Applied from Seth Godin: What is your hospital's plan, your doctor's plan, your therapist's plan, to get you to 100% recovery? No plan? Then everyone in stroke for you is incompetent.
“Do you have a plan?” (for stroke)
First, let’s agree that there’s a problem.
It may be that I think we’re facing something serious, something costly, something urgent–and you don’t.
We can have an honest conversation about the problem without worrying about whether there’s an easy or certain solution.
We can also have a conversation about whether it’s a problem (problems have solutions) or whether it’s simply a situation, something like gravity that we have to live with.
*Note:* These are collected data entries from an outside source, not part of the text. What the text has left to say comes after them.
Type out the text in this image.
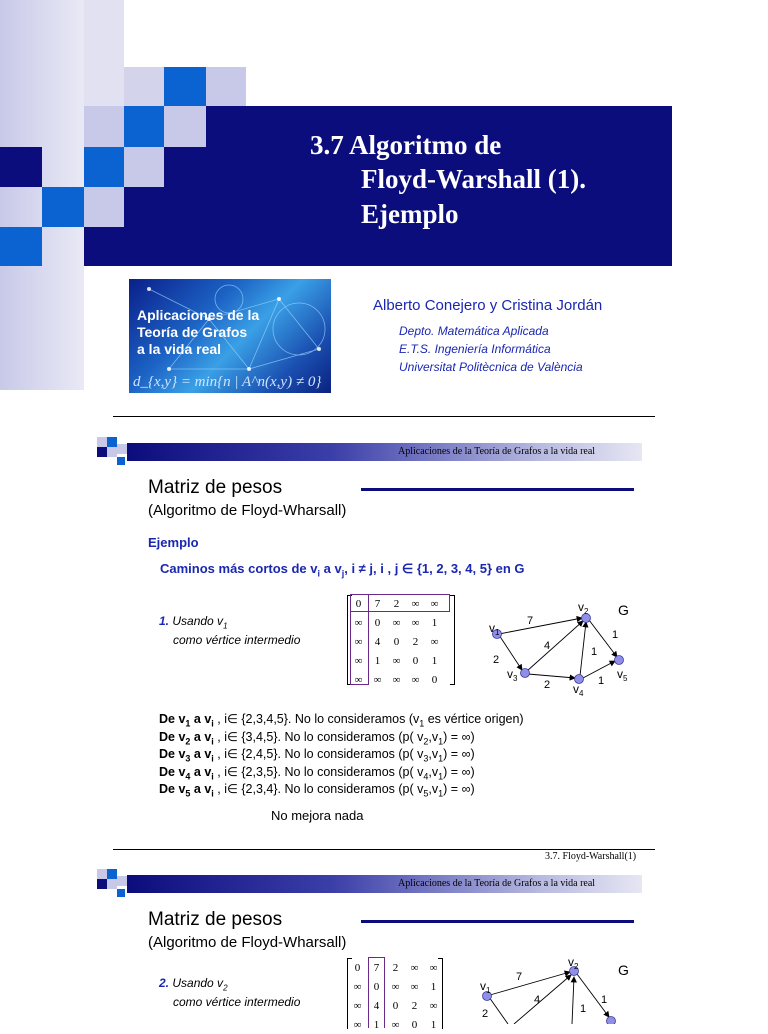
3.7 Algoritmo de
Floyd-Warshall (1).
Ejemplo
Aplicaciones de la
Teoría de Grafos
a la vida real
d_{x,y} = min{n | A^n(x,y) ≠ 0}
Alberto Conejero y Cristina Jordán
Depto. Matemática Aplicada
E.T.S. Ingeniería Informática
Universitat Politècnica de València
Aplicaciones de la Teoría de Grafos a la vida real
Matriz de pesos
(Algoritmo de Floyd-Wharsall)
Ejemplo
Caminos más cortos de $v_i$ a $v_j$, i ≠ j, i , j ∈ {1, 2, 3, 4, 5} en G
1. Usando $v_1$
como vértice intermedio
0	7	2	∞	∞
∞	0	∞	∞	1
∞	4	0	2	∞
∞	1	∞	0	1
∞	∞	∞	∞	0
G
$v_1$
$v_2$
$v_3$
$v_4$
$v_5$
7
2
4
2
1
1
1
De $v_1$ a $v_i$ , i∈ {2,3,4,5}. No lo consideramos ($v_1$ es vértice origen)
De $v_2$ a $v_i$ , i∈ {3,4,5}. No lo consideramos (p( $v_2,v_1$) = ∞)
De $v_3$ a $v_i$ , i∈ {2,4,5}. No lo consideramos (p( $v_3,v_1$) = ∞)
De $v_4$ a $v_i$ , i∈ {2,3,5}. No lo consideramos (p( $v_4,v_1$) = ∞)
De $v_5$ a $v_i$ , i∈ {2,3,4}. No lo consideramos (p( $v_5,v_1$) = ∞)
No mejora nada
3.7. Floyd-Warshall(1)
Aplicaciones de la Teoría de Grafos a la vida real
Matriz de pesos
(Algoritmo de Floyd-Wharsall)
2. Usando $v_2$
como vértice intermedio
0	7	2	∞	∞
∞	0	∞	∞	1
∞	4	0	2	∞
∞	1	∞	0	1
G
$v_1$
$v_2$
7
4
2
1
1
Once we agree that we have a problem, the status quo will show up. It will argue with every tool it has that any variation from the current path is too risky, too expensive and too painful to consider. The status quo will stall. It will argue for studies and will amplify the pain that will be caused to some as we try to make things better for everyone.
And the status quo usually wins. That’s because the makers of change are now playing defense, forced to justify every choice and ameliorate every inconvenience.
Perhaps there’s a more useful way forward.
We begin by agreeing that there’s a problem.
And then each party, every single one, needs to put forward a plan. A plan that either addresses the problem or takes responsibility for not addressing it.
And for each plan, we can consider the likely outcomes. For each plan, we can ask, “will that work?” and follow it up with, “why?” and “how?”
Perhaps you don’t think it’s a problem worth solving. That’s important to bring up before we ask you if you have a plan.
Delay might be the best option. But then let’s be honest and announce that instead of simply stalling.